Prof. Dr. Diego Frustaglia

University of Seville
Quantum Physics
External Senior Fellow
Marie S. Curie FCFP Fellow
September 2018 - February 2019


Diego Frustaglia studied physics at University of Buenos Aires (1991-1993) and Balseiro Institute (1993-1996), Argentina. After graduation, in 1997 he moved as a doctoral student to the Max-Planck Institute for Physics of Complex Systems in Dresden, Germany. He obtained his PhD in 2001 from the Technical University of Dresden with a thesis work on quantum-transport theory. After postdoctoral stays at University of Karlsruhe (2001-2003), Germany, and Scuola Normal Superiore (2003-2007), Pisa, Italy, he joined the University of Seville, Spain, in 2007 as a tenure-track “Ramón y Cajal” Research Associate. Since 2012, he is an Associate Professor at University of Seville.

Prof. Frustaglia is a quantum theorist with an interest in experimental design and implementation. His research work has contributed to the fields of spin-electronics, quantum chaos, geometric and topologic phases, solid-state quantum information, and quantum correlations.

Selected Publications

FRIAS Research Project

Geometric and Topological Resources for Spin Control

We aim to identify optimal tools for the manipulation of quantum spin states by engineering geometric and topological resources at reach in mesoscopic solid-state systems.
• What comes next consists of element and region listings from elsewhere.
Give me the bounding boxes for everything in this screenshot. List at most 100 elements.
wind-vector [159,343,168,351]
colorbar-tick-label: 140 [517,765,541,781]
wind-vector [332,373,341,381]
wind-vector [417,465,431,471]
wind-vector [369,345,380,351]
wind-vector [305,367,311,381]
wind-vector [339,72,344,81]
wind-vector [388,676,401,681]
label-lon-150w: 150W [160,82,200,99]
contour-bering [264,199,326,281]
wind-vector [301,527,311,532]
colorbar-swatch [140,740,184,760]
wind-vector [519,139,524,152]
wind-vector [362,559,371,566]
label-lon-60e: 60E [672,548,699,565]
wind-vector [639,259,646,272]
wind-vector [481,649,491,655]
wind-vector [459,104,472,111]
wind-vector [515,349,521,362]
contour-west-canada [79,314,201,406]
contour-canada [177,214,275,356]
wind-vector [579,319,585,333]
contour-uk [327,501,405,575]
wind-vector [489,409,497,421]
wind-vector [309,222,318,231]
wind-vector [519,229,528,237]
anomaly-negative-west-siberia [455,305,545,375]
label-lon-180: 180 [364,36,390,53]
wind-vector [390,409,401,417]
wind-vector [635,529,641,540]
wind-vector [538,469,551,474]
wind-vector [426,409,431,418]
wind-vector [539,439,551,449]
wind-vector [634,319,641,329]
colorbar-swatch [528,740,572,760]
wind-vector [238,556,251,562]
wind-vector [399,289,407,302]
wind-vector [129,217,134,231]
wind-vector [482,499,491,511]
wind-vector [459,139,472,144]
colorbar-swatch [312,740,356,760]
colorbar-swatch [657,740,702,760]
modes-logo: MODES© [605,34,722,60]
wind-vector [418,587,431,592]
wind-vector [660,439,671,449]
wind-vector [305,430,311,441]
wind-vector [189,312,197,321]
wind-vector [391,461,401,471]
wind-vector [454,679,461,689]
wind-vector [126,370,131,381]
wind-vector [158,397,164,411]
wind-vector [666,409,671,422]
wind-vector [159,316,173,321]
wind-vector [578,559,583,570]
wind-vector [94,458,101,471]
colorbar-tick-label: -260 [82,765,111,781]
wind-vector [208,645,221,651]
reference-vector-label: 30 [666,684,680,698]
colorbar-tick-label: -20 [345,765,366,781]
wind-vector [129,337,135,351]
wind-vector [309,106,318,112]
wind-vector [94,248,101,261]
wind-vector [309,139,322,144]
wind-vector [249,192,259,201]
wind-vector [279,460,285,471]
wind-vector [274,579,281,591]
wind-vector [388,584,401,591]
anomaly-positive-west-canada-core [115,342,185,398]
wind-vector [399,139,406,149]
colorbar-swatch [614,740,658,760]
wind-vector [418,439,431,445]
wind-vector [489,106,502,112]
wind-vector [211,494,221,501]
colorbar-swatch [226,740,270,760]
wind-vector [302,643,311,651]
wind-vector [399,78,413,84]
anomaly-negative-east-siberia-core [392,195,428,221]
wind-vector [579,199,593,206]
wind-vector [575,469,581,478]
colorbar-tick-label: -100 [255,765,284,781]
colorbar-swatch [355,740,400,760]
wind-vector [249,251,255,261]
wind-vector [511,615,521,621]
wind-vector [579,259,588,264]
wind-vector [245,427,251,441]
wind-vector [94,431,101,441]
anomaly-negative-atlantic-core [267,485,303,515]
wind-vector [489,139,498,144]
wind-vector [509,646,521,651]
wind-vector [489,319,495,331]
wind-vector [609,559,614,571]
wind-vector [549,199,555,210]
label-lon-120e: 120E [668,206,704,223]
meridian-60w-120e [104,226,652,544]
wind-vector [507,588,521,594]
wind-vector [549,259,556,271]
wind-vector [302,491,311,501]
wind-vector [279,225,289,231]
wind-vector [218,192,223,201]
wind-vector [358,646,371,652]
Electronic nanostructures are an ideal laboratory for studying the foundations of quantum mechanics. At the same time, they represent the paradigm of quantum-information technology for the development of new (quantum) formats of computation and communication, especially those relying on spin physics. A key resource is the possibility to tailor internal (spin-orbit) and external fields, resulting in a variety of hybrid magnetic textures. Our goal is to achieve a controlled manipulation of spin dynamics by exploiting the geometrical (local) and topological (global) properties of the effective fields as distinct resources in semiconducting nanocircuits, the working principle of which is spin interferometry. Specifically, we shall study the relevant mechanisms that can switch the spin dynamics between phases of different topological characteristics and modify the global properties dramatically (reflected in an observable such as the conductance) by tuning a control parameter (a magnetic or electric field) accessible to the state-of-the-art technologies. Similar phenomena are displayed in other two-level quantum systems as, e.g., strongly-driven superconducting qubits, which shall be also a subject of our study. The main activity will consist in the development of theoretical and numerical models for the design of experiments.